孔叔捷快步離開區政府,下樓上了車,他就直接讓司機開車回家。
坐在車上,他就在心中琢磨,到底用些什么盤外招,能夠讓道觀隊輸掉這場比賽。
想要做掉一場比賽,其實并不困難,略一琢磨,孔叔捷的心中就有了計較。
他掏出手機,撥了一個號碼,等電話接通,寒暄了幾句之后,孔叔捷就道“唐叔,聽說你跟金哨趙楓的關系不錯。”
“還好吧。”電話里的中年人淡笑著說道。
“今年足協杯的決賽,聽說由他來吹,唐叔能不能幫著想點辦法,讓南都恒二穩穩的贏下這場比賽呀”孔叔捷笑著問道。
唐叔明顯一愣,納悶地問道“足協杯決賽好像是南都恒二和無當道觀隊吧你讓南都恒二贏”
在他看來,孔叔捷這不是沒事閑的么。
“您就別管那些了,我就想南都恒二贏。”孔叔捷認真地說道。
“趙楓是金哨,很講原則的。只怕不會答應。”唐叔說道。
“只怕不會答應,也不是一定不會答應”孔叔捷哈哈一笑,說道“我出六百萬,再加上唐叔您的面子,金哨也得給幾分面子吧。”
“這個呵呵”唐叔明顯很老辣,當即就明白什么意思了,孔叔捷出六百萬,其中一百萬肯定是給他的。這種操縱比賽的事情,別說國內了,就是國外也屢見不鮮,隨便幾個不起眼的誤判,就有可能改變比賽的結果。唐叔跟著說道“金哨終究是金哨,即便愿意幫忙,也不可能說直接殺死比賽所以你最好再想點別的辦法,這樣才能事半功倍道觀隊的比賽我看過,不好踢啊總不能讓趙楓太難做”
“這個我明白,請唐叔放心好了。對了,那筆錢我馬上就讓人打到你的賬戶上。”孔叔捷笑著說道。
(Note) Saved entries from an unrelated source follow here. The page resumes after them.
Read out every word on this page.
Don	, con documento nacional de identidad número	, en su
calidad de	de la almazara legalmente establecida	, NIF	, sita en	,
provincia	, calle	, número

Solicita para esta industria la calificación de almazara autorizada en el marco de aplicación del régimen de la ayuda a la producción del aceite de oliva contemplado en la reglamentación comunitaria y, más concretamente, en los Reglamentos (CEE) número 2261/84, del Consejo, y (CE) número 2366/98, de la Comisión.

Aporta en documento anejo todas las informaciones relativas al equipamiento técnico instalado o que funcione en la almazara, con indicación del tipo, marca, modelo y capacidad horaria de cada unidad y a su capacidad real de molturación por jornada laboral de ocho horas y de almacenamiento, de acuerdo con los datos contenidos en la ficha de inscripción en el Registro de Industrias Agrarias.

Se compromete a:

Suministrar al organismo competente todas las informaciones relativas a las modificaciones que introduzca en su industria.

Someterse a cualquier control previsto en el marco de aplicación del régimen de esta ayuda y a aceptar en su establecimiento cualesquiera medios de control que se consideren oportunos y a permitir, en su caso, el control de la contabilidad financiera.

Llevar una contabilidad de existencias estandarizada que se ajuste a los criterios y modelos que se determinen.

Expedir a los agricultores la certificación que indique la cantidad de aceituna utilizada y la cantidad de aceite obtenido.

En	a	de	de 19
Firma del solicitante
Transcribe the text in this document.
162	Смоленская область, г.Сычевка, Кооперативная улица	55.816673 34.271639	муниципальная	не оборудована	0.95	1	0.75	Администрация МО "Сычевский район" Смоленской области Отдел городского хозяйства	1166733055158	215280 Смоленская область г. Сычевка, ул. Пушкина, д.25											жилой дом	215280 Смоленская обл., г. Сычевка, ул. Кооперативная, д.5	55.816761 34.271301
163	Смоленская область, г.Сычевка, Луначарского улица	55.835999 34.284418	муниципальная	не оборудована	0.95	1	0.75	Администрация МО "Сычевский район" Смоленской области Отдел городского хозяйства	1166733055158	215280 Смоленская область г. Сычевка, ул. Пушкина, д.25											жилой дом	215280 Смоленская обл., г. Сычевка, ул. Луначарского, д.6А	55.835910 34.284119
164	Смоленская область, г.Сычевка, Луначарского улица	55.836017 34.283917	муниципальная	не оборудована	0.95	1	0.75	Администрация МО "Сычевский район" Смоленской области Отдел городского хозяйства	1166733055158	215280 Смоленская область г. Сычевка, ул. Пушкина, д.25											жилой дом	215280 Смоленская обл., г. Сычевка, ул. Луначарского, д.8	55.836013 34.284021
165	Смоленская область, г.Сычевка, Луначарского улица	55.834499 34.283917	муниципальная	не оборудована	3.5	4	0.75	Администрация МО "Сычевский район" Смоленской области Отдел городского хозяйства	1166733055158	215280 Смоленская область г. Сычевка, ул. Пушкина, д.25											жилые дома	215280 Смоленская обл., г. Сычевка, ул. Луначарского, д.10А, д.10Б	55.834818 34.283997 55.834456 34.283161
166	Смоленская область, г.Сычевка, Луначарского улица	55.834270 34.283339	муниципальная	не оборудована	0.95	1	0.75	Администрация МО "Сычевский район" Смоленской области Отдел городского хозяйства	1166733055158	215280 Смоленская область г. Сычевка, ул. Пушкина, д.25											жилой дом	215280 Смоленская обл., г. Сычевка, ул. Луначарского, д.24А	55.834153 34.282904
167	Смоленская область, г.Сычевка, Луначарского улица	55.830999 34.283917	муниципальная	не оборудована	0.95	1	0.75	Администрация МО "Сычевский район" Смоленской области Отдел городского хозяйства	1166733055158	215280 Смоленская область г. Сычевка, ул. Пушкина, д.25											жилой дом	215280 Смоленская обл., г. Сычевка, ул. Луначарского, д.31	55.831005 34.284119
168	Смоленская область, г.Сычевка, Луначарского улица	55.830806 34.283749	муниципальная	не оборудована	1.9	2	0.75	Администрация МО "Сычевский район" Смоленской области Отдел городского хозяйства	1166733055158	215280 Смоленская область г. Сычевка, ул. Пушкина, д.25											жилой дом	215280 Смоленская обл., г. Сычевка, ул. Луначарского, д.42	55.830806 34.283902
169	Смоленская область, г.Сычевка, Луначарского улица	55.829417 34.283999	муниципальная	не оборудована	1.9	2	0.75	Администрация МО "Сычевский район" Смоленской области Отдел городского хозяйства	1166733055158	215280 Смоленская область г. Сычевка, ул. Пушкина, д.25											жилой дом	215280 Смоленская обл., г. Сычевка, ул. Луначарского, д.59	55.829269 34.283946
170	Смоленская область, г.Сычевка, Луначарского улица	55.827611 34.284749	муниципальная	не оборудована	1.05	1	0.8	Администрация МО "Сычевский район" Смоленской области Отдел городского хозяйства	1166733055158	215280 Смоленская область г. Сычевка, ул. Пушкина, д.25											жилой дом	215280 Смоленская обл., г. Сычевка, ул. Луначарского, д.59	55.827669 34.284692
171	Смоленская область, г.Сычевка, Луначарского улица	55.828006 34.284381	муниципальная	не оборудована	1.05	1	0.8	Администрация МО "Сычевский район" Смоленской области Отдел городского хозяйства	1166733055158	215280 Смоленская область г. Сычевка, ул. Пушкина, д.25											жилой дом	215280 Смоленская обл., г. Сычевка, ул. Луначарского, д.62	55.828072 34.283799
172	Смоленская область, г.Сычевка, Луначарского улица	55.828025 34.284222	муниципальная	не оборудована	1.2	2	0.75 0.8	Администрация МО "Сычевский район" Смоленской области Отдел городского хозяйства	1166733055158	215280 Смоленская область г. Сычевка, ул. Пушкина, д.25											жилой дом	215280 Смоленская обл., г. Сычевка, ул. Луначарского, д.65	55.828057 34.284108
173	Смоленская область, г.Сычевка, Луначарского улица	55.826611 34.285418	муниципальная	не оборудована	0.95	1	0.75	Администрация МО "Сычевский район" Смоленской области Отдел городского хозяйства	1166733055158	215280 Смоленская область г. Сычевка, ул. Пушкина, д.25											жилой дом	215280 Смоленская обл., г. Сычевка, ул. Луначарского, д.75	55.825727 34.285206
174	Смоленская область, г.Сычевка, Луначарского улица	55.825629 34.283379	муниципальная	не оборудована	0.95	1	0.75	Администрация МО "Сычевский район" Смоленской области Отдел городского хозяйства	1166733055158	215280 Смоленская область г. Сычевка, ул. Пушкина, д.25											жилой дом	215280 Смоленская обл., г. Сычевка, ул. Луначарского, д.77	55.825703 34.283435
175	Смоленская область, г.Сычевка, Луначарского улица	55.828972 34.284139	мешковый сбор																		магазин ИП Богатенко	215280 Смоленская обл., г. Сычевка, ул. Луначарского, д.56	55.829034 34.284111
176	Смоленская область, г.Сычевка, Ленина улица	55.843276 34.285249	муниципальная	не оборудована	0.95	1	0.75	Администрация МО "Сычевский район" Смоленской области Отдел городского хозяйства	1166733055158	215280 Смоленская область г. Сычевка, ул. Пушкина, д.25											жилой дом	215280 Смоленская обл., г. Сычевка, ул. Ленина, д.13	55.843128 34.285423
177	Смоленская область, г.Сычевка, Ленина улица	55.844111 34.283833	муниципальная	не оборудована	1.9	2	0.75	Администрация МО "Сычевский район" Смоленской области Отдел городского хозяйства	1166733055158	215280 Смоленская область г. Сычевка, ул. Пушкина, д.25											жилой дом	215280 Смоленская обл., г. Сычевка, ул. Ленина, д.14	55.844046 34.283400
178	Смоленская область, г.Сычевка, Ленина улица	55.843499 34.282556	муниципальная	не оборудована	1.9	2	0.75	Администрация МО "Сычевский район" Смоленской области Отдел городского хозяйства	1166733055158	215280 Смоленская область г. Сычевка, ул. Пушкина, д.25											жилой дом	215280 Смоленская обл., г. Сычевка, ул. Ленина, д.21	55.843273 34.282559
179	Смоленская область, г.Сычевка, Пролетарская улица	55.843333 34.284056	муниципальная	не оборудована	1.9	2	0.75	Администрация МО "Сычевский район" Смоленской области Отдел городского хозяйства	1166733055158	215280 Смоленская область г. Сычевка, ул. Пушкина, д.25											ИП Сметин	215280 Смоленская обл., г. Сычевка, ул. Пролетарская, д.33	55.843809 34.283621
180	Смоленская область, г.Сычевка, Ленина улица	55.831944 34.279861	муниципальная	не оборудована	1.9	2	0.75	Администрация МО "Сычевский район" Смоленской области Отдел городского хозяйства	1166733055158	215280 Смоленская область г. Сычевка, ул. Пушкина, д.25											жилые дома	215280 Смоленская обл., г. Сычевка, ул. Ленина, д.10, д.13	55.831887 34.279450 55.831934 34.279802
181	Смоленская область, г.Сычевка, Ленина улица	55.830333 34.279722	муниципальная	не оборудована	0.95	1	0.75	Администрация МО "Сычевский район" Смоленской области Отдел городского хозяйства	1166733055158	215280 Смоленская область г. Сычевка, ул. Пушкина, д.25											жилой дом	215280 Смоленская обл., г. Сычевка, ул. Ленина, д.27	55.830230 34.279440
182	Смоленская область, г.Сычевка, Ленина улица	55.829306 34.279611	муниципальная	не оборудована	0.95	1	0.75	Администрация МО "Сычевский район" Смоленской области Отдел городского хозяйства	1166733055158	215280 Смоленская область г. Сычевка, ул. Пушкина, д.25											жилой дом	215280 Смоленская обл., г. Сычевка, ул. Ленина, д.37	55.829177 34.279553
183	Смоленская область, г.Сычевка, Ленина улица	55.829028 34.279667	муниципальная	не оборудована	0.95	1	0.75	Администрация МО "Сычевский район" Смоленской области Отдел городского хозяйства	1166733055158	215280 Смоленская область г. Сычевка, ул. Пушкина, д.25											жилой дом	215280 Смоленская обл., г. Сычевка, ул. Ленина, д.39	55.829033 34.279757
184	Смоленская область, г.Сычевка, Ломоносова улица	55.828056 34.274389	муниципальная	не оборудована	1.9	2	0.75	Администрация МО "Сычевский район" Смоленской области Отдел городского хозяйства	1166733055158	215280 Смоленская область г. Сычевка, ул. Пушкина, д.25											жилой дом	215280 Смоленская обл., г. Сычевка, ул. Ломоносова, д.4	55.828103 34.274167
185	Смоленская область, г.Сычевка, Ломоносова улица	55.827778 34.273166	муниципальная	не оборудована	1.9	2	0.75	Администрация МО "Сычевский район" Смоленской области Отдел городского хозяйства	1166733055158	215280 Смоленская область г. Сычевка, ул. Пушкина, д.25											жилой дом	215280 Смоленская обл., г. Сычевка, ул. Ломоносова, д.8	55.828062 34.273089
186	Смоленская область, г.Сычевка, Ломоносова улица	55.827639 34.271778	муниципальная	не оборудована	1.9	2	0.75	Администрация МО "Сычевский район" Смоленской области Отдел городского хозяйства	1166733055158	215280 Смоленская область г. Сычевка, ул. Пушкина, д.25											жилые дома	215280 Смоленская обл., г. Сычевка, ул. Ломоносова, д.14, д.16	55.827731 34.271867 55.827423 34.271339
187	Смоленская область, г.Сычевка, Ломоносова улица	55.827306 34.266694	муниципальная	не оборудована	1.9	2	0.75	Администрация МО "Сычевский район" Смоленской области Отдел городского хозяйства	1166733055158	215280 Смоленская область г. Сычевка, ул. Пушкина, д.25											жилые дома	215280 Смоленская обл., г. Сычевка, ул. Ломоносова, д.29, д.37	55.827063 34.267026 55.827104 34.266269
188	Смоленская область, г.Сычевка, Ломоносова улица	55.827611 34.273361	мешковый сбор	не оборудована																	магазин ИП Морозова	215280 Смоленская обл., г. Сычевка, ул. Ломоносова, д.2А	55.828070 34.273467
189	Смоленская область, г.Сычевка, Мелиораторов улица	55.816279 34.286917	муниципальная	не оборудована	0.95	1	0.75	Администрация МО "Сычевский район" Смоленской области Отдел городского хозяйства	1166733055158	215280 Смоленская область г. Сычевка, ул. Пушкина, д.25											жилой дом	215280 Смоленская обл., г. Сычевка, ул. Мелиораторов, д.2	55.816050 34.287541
“哈哈哈行,有什么事,隨時電話聯系”唐叔高興地說道。
孔叔捷掛了電話,臉上露出得意的笑容。
他相信,只要有錢,什么金哨銀哨的,到時候都得給面子。加上由唐叔這個可靠的中間人出馬,錢只要一擺上,對方就得答應。
當然,光靠一個裁判,就如唐叔所言,也不一定特別的保險。
孔叔捷眼珠一轉,心中又有了主意。
任乾
曾經鎮海鑫鑫足球隊的隊長,因為帶頭罷訓,被張禹三停。在夏季轉會窗口,任乾被解約。
帶頭罷訓一向是行里的大忌,加上任乾的實力本身也不怎么樣,離開道觀隊之后,聯系了幾個球隊,人家都沒要他,結果只能淪落到去鎮海市的一家國乙球隊踢球。混的那叫一個不如意。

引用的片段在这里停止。